CPI (Consumer Price Index) tracks the average change in prices paid by consumers for a basket of goods and services — it directly measures the cost of living. WPI (Wholesale Price Index) measures price changes at the wholesale/producer level, before goods reach end consumers. CPI is the primary benchmark for RBI's monetary policy and for personal financial planning. WPI is used more by businesses and for industrial price tracking. CPI better reflects what you actually experience at the grocery store or hospital.
How does the inflation calculator work?
The calculator uses compound inflation formula. For Future Value: FV = PV × (1 + r/100)^n, where PV is present value, r is annual inflation rate, and n is number of years. For Past Value, it reverses the formula: PV = FV ÷ (1 + r/100)^n. The year-by-year breakdown shows how the value changes each year. The multi-rate comparison runs the same calculation for 4%, 6%, 8%, and 10% inflation simultaneously. All calculations run in your browser — no data is sent to any server.
Can I use this to calculate real estate inflation?
Yes. Enter the property's current value or purchase price as the amount, set the inflation rate to 10–12% (typical appreciation in Indian metro cities), and set the number of years. For a property bought at ₹50 lakhs 10 years ago at 10% appreciation, the calculator will show it's now worth approximately ₹1,29,687 (₹1.3 crore). For tier-2 cities, use 6–8%. Remember that real estate returns vary significantly by location and are not guaranteed.

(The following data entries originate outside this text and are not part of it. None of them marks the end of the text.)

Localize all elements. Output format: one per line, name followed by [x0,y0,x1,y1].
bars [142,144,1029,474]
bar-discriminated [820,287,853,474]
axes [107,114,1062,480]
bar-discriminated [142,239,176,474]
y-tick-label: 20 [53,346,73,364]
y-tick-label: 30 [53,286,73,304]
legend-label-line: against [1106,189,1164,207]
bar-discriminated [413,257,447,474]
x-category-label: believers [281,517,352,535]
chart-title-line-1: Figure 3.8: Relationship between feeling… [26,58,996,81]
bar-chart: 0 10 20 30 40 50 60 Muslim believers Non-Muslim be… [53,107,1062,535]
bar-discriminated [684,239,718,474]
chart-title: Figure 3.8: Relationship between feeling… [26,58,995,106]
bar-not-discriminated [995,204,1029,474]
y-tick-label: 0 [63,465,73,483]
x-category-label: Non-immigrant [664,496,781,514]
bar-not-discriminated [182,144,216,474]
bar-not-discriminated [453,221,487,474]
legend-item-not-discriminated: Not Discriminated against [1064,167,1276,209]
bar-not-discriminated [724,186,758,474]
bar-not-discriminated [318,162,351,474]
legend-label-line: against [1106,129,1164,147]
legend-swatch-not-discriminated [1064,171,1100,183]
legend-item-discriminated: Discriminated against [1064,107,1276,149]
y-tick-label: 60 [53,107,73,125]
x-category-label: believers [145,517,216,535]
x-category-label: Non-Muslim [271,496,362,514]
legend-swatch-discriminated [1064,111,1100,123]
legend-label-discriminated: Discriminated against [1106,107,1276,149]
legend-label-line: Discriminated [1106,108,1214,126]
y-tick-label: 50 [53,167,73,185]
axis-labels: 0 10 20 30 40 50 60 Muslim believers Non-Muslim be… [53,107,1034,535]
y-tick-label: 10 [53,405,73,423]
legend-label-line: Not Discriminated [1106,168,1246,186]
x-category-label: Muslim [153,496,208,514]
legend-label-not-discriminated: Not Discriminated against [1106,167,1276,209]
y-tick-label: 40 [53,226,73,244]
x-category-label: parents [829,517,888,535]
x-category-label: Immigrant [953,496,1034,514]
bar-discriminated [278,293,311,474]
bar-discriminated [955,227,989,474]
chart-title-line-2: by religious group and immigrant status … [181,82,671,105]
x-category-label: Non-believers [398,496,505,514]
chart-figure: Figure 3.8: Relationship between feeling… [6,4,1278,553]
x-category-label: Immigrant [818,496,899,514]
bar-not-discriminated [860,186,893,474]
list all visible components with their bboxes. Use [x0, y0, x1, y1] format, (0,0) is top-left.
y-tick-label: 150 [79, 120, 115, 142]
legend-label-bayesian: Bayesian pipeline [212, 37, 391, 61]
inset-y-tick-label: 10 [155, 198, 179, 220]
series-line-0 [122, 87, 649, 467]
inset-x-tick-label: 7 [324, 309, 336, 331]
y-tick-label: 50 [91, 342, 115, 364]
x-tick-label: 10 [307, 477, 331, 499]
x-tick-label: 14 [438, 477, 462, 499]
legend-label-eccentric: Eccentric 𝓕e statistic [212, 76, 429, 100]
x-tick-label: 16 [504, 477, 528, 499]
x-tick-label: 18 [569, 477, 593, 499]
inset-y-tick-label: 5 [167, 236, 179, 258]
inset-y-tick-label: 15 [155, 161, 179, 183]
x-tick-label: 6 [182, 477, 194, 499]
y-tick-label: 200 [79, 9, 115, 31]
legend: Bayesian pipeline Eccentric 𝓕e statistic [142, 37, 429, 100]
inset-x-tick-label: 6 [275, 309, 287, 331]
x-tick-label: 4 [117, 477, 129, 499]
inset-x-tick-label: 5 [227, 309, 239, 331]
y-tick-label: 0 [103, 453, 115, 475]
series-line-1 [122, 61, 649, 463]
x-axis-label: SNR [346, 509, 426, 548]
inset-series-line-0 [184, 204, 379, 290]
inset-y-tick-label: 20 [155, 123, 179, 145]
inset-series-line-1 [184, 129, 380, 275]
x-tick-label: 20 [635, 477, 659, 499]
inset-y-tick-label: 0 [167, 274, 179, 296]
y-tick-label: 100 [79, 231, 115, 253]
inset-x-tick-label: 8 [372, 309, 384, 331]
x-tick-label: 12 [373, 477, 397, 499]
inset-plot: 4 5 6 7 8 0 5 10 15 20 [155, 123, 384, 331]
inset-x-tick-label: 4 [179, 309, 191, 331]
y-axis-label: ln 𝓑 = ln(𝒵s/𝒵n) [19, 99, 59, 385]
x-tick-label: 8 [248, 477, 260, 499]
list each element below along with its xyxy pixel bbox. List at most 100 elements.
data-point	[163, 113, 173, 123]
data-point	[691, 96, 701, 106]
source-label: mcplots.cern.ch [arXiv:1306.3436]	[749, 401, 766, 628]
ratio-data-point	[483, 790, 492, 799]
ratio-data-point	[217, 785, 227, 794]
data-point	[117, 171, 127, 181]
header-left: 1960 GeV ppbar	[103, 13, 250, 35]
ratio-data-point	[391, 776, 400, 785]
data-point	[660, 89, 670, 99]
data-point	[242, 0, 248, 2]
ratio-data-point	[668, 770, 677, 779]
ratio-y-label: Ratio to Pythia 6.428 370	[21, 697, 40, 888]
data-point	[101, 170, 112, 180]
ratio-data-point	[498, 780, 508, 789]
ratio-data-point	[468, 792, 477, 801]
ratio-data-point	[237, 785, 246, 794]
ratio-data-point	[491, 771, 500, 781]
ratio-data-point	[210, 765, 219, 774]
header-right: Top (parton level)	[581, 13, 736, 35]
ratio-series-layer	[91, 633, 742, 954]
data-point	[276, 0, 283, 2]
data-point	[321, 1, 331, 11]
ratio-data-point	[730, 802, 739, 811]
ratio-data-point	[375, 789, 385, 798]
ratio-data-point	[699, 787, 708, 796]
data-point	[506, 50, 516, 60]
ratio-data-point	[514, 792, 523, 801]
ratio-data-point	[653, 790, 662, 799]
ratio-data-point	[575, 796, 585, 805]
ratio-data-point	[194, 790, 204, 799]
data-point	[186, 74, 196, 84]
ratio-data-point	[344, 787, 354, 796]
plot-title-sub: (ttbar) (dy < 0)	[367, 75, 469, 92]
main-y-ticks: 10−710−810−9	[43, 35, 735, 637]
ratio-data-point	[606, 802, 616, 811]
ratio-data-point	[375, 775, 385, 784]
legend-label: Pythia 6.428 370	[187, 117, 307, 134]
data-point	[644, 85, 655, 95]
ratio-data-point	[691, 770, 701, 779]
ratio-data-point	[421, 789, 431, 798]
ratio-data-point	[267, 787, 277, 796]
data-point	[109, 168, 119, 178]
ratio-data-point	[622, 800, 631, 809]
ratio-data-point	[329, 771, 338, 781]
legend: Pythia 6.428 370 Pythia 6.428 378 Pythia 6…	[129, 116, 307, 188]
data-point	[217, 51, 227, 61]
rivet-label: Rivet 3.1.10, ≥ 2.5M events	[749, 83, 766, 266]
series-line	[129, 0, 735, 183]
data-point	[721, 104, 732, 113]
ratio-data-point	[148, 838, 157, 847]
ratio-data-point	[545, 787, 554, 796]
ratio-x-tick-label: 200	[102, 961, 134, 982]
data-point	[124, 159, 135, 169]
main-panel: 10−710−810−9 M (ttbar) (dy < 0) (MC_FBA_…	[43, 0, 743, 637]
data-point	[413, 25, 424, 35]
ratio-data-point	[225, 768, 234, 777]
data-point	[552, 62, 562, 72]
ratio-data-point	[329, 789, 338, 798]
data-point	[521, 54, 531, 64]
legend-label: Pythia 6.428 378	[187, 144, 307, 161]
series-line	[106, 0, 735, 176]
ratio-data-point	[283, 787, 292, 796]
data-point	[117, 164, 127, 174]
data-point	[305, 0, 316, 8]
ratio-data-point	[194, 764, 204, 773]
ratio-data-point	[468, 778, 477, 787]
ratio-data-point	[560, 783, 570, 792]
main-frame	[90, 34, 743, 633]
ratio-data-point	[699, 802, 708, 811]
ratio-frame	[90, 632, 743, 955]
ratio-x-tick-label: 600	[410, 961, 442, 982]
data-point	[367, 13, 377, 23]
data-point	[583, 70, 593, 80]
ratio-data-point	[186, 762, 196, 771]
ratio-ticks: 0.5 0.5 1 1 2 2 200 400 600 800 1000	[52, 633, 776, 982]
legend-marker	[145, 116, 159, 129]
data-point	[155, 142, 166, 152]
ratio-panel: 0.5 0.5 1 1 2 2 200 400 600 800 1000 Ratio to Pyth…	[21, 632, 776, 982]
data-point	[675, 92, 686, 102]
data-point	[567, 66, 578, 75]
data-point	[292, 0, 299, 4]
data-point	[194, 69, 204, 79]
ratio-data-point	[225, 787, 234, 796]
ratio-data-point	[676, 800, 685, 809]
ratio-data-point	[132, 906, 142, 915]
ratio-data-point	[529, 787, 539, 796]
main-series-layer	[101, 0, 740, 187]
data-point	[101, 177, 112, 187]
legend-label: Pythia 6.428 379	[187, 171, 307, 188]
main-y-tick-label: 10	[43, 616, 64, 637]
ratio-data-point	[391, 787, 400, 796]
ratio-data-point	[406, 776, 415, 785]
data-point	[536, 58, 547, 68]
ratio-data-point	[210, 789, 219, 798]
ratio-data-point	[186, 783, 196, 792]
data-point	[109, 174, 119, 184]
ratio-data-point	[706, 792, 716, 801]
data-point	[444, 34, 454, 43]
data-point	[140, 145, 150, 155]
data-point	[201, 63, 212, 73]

What was India's inflation rate in 2024?
India's CPI inflation in 2024 averaged approximately 4.8–5.1%, a significant easing from the 6.7% recorded in 2022. However, food inflation remained elevated at 6–8% for much of the year due to vegetable price spikes (particularly tomatoes and onions). Core inflation (excluding food and fuel) was well-contained around 3.5–4%. The RBI held its repo rate at 6.5% through most of 2024 to keep inflation on a downward trajectory toward its 4% target.
How does inflation affect my savings and investments?
Inflation directly erodes the purchasing power of fixed-income savings. If your savings account pays 3.5% and inflation runs at 6%, you are losing 2.5% of real value each year. For a ₹10 lakh corpus, this means losing ₹25,000 of real purchasing power annually. To beat inflation, your investments must earn more than the inflation rate. Equity mutual funds in India have historically returned 12–14% annually over long periods, providing 6–8% real returns. Gold has broadly tracked inflation over long periods. Real estate and equity are typically the best inflation hedges for Indian investors.
Is my data stored on this site?
No. All calculations are performed entirely within your browser using JavaScript. No data you enter into this calculator is transmitted to any server, stored in any database, or shared with any third party. Your financial figures remain completely private and are lost when you close or refresh the page.